In July 2011, the Hungarian Parliament passed amendments to the Criminal Procedure Code. Police can now detain suspects in “priority cases” for five days before bringing them before a judge. This has increased from the previous three day maximum.
In addition, in priority cases the prosecutor can now ban a suspect from contacting a lawyer for the first 48 hours of detention. This is an unfettered power concentrated in the hands of the prosecutor and it is not subject to judicial review. This is unprecedented in Hungarian law, as previously suspects had the right to access a lawyer from the moment of arrest. It is also an unfortunate backwards step, when many countries across the EU are reforming their systems to ensure that suspects have the right to early access to counsel.
At the last minute, after being criticized publically for this severe restriction on fair trial rights, the Parliament included a small twist on the law. Now, if an interrogation takes place during the first 48 hours of detention, the suspect can have a lawyer present at that interrogation. But it is unclear what the lawyer is actually allowed to do; whether they can intervene, ask questions, or provide any advice to their client.
Priority cases include what the Government has referred to as “politician crimes” such as abuse of office, and serious financial and property crimes. In another last minute change – perhaps in response to criticisms that the Government was targeting the opposition with these amendments – the definition of priority crimes was expanded to include violent crimes such as murder and terrorist acts.
The law also includes “forum shopping” provisions. The prosecutor can now choose the geographic region in Hungary in which to bring the case against the suspect. This is concerning, as it undermines the neutrality of the courts. From now on the Prosecutor has the power to pick which court, and indirectly which judge, will rule on the case.
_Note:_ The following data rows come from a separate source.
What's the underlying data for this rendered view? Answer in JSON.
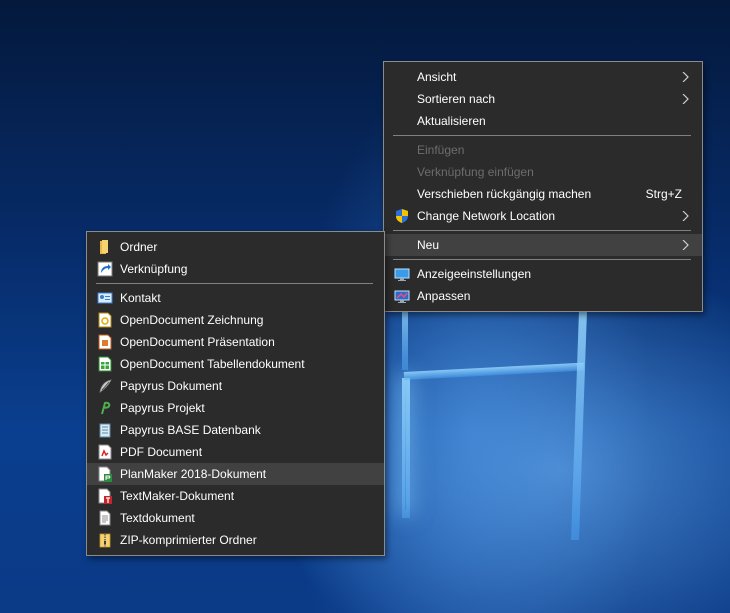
{
  "desktop_menu": {
    "items": [
      {
        "label": "Ansicht"
      },
      {
        "label": "Sortieren nach"
      },
      {
        "label": "Aktualisieren"
      },
      {
        "label": "Einfügen"
      },
      {
        "label": "Verknüpfung einfügen"
      },
      {
        "label": "Verschieben rückgängig machen",
        "shortcut": "Strg+Z"
      },
      {
        "label": "Change Network Location"
      },
      {
        "label": "Neu"
      },
      {
        "label": "Anzeigeeinstellungen"
      },
      {
        "label": "Anpassen"
      }
    ]
  },
  "new_submenu": {
    "items": [
      {
        "label": "Ordner"
      },
      {
        "label": "Verknüpfung"
      },
      {
        "label": "Kontakt"
      },
      {
        "label": "OpenDocument Zeichnung"
      },
      {
        "label": "OpenDocument Präsentation"
      },
      {
        "label": "OpenDocument Tabellendokument"
      },
      {
        "label": "Papyrus Dokument"
      },
      {
        "label": "Papyrus Projekt"
      },
      {
        "label": "Papyrus BASE Datenbank"
      },
      {
        "label": "PDF Document"
      },
      {
        "label": "PlanMaker 2018-Dokument"
      },
      {
        "label": "TextMaker-Dokument"
      },
      {
        "label": "Textdokument"
      },
      {
        "label": "ZIP-komprimierter Ordner"
      }
    ]
  }
}
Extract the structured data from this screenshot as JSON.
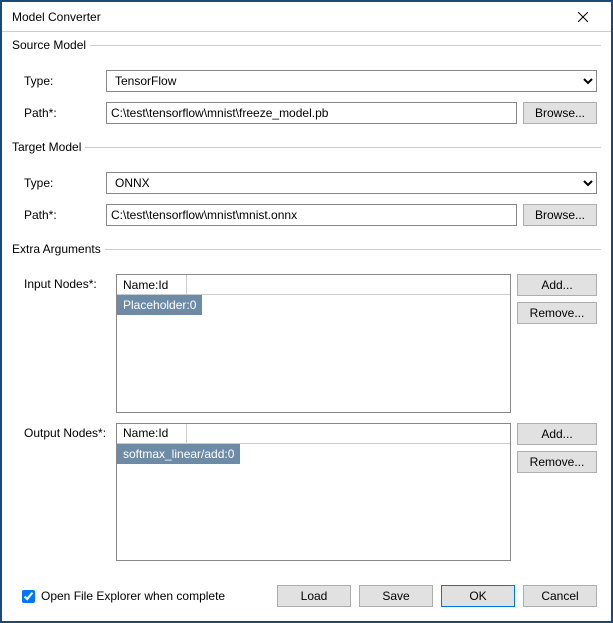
{
  "title": "Model Converter",
  "source": {
    "legend": "Source Model",
    "type_label": "Type:",
    "type_value": "TensorFlow",
    "path_label": "Path*:",
    "path_value": "C:\\test\\tensorflow\\mnist\\freeze_model.pb",
    "browse": "Browse..."
  },
  "target": {
    "legend": "Target Model",
    "type_label": "Type:",
    "type_value": "ONNX",
    "path_label": "Path*:",
    "path_value": "C:\\test\\tensorflow\\mnist\\mnist.onnx",
    "browse": "Browse..."
  },
  "extra": {
    "legend": "Extra Arguments",
    "input_nodes_label": "Input Nodes*:",
    "output_nodes_label": "Output Nodes*:",
    "header": "Name:Id",
    "input_items": [
      "Placeholder:0"
    ],
    "output_items": [
      "softmax_linear/add:0"
    ],
    "add": "Add...",
    "remove": "Remove..."
  },
  "footer": {
    "checkbox_label": "Open File Explorer when complete",
    "checkbox_checked": true,
    "load": "Load",
    "save": "Save",
    "ok": "OK",
    "cancel": "Cancel"
  }
}
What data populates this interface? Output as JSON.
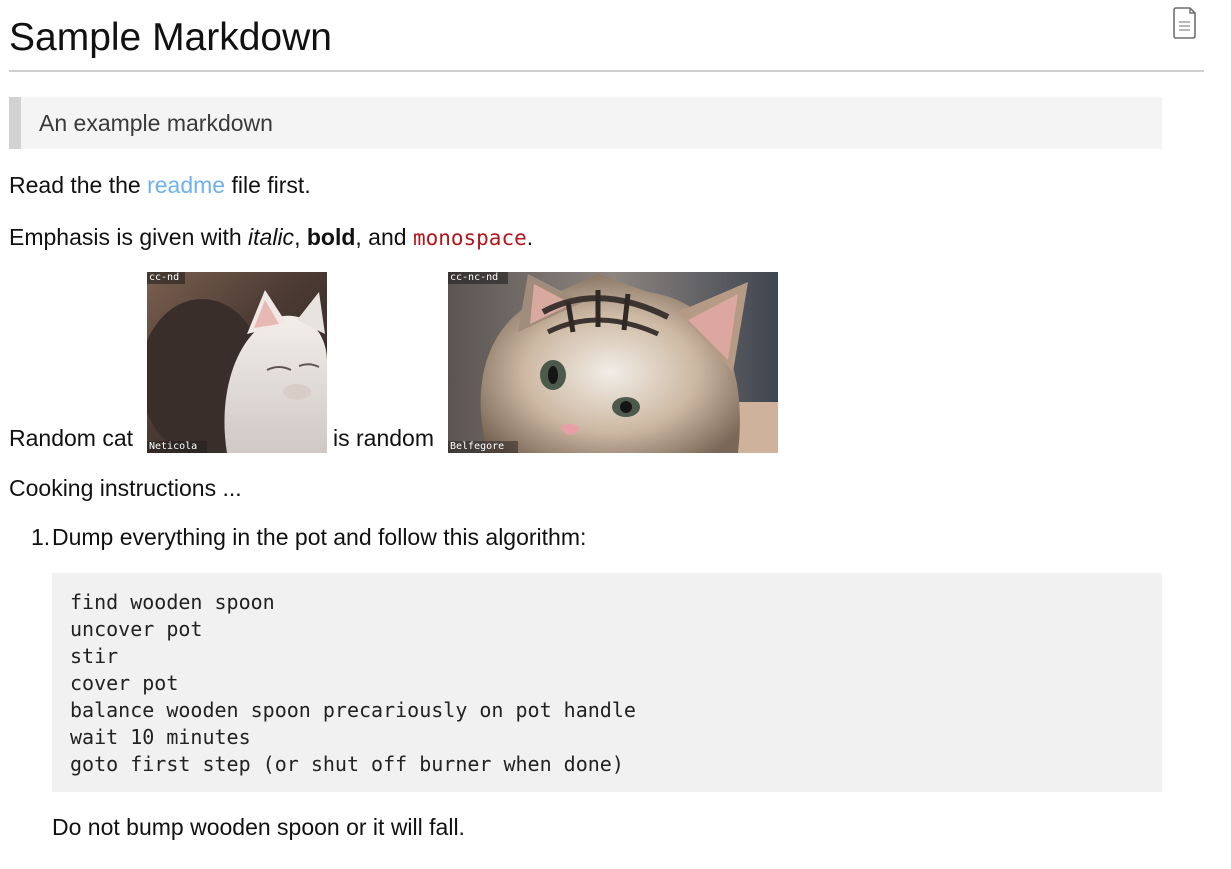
{
  "document": {
    "title": "Sample Markdown",
    "icon": "document-icon"
  },
  "blockquote": {
    "text": "An example markdown"
  },
  "readme_paragraph": {
    "before": "Read the the ",
    "link_text": "readme",
    "after": " file first."
  },
  "emphasis_paragraph": {
    "prefix": "Emphasis is given with ",
    "italic": "italic",
    "sep1": ", ",
    "bold": "bold",
    "sep2": ", and ",
    "monospace": "monospace",
    "end": "."
  },
  "images_paragraph": {
    "before": "Random cat",
    "middle": "is random",
    "image1": {
      "license": "cc-nd",
      "credit": "Neticola"
    },
    "image2": {
      "license": "cc-nc-nd",
      "credit": "Belfegore"
    }
  },
  "cooking": {
    "intro": "Cooking instructions ...",
    "steps": [
      {
        "number": "1.",
        "text": "Dump everything in the pot and follow this algorithm:"
      }
    ],
    "code_lines": [
      "find wooden spoon",
      "uncover pot",
      "stir",
      "cover pot",
      "balance wooden spoon precariously on pot handle",
      "wait 10 minutes",
      "goto first step (or shut off burner when done)"
    ],
    "note": "Do not bump wooden spoon or it will fall."
  },
  "colors": {
    "link": "#6fb1ea",
    "monospace": "#b3161a",
    "blockquote_bg": "#f4f4f4",
    "blockquote_border": "#d2d2d2",
    "code_bg": "#f1f1f1"
  }
}
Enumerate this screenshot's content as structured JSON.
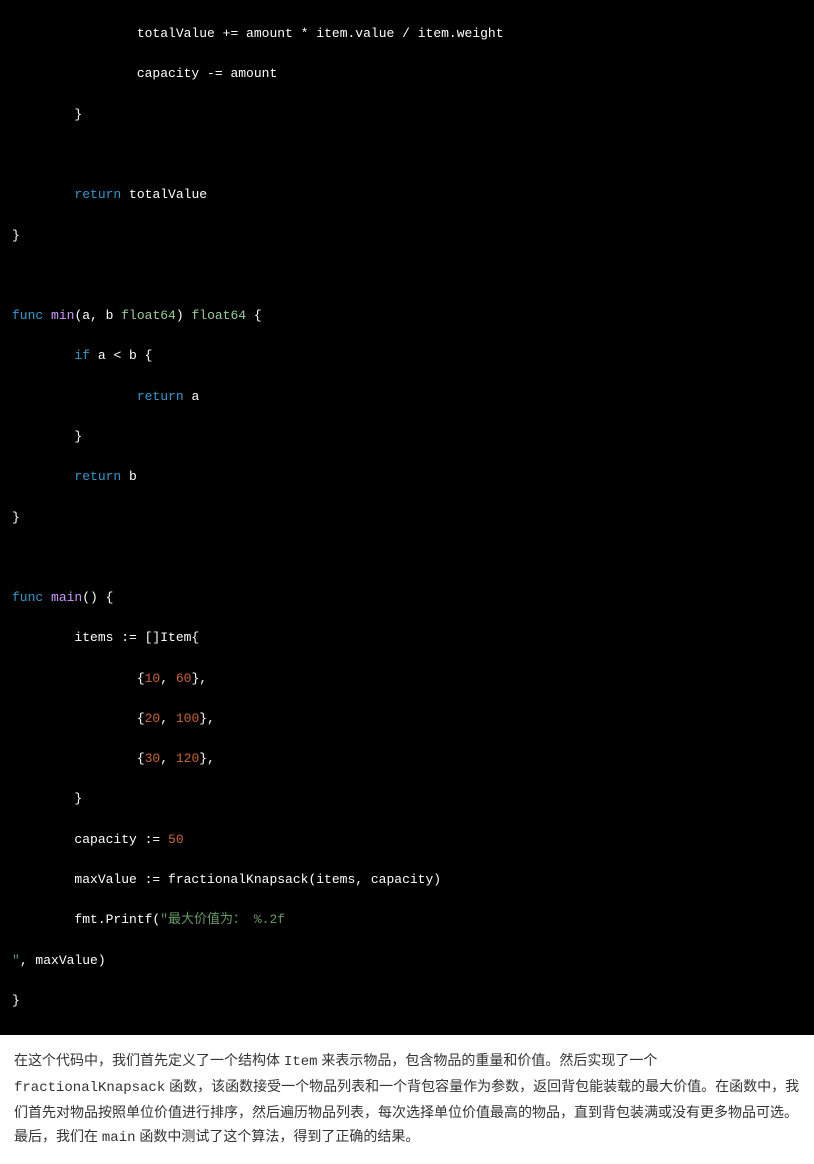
{
  "code": {
    "l1_a": "                totalValue ",
    "l1_b": "+=",
    "l1_c": " amount ",
    "l1_d": "*",
    "l1_e": " item.value ",
    "l1_f": "/",
    "l1_g": " item.weight",
    "l2_a": "                capacity ",
    "l2_b": "-=",
    "l2_c": " amount",
    "l3": "        }",
    "l4": "",
    "l5_a": "        ",
    "l5_b": "return",
    "l5_c": " totalValue",
    "l6": "}",
    "l7": "",
    "l8_a": "func",
    "l8_b": " ",
    "l8_c": "min",
    "l8_d": "(a, b ",
    "l8_e": "float64",
    "l8_f": ") ",
    "l8_g": "float64",
    "l8_h": " {",
    "l9_a": "        ",
    "l9_b": "if",
    "l9_c": " a ",
    "l9_d": "<",
    "l9_e": " b {",
    "l10_a": "                ",
    "l10_b": "return",
    "l10_c": " a",
    "l11": "        }",
    "l12_a": "        ",
    "l12_b": "return",
    "l12_c": " b",
    "l13": "}",
    "l14": "",
    "l15_a": "func",
    "l15_b": " ",
    "l15_c": "main",
    "l15_d": "() {",
    "l16": "        items := []Item{",
    "l17_a": "                {",
    "l17_b": "10",
    "l17_c": ", ",
    "l17_d": "60",
    "l17_e": "},",
    "l18_a": "                {",
    "l18_b": "20",
    "l18_c": ", ",
    "l18_d": "100",
    "l18_e": "},",
    "l19_a": "                {",
    "l19_b": "30",
    "l19_c": ", ",
    "l19_d": "120",
    "l19_e": "},",
    "l20": "        }",
    "l21_a": "        capacity := ",
    "l21_b": "50",
    "l22": "        maxValue := fractionalKnapsack(items, capacity)",
    "l23_a": "        fmt.Printf(",
    "l23_b": "\"最大价值为： %.2f",
    "l24_a": "\"",
    "l24_b": ", maxValue)",
    "l25": "}"
  },
  "paragraph": {
    "p1": "在这个代码中，我们首先定义了一个结构体 ",
    "c1": "Item",
    "p2": " 来表示物品，包含物品的重量和价值。然后实现了一个 ",
    "c2": "fractionalKnapsack",
    "p3": " 函数，该函数接受一个物品列表和一个背包容量作为参数，返回背包能装载的最大价值。在函数中，我们首先对物品按照单位价值进行排序，然后遍历物品列表，每次选择单位价值最高的物品，直到背包装满或没有更多物品可选。最后，我们在 ",
    "c3": "main",
    "p4": " 函数中测试了这个算法，得到了正确的结果。"
  }
}
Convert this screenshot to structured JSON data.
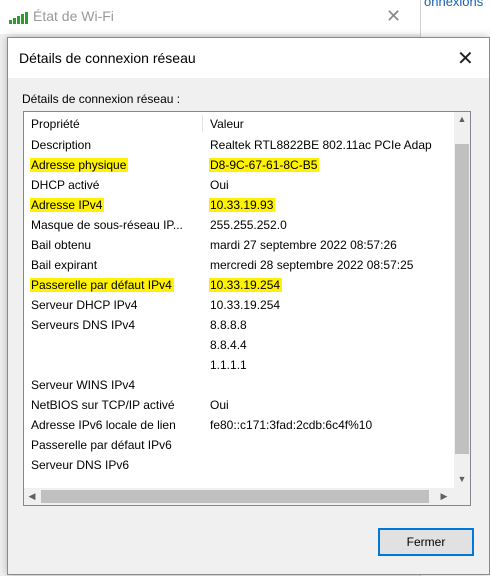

Despite objections both the legal profession, the Supreme Court and human rights organizations, the Hungarian government continues to sweep away the previous fair trial rights held by individuals, and increase the power of the prosecutor and police. On 9 September a new legislative proposal came to light which expands on the July amendment to the Criminal Procedure Code. Under this new proposal, lawyers will be banned from attending any questioning of witnesses in priority cases as well.
The Justice Initiative will be monitoring these developments in the future.
The issue of early access to counsel for criminal suspects has gained enormous momentum across Europe in 2011. To keep you abreast of these exciting developments, the Justice Initiative is presenting short “country snapshots,” showing how European countries are changing their systems and giving people who are suspected or accused with crimes the right to speak to a lawyer from the outset of police custody, both before and during the first questioning by police.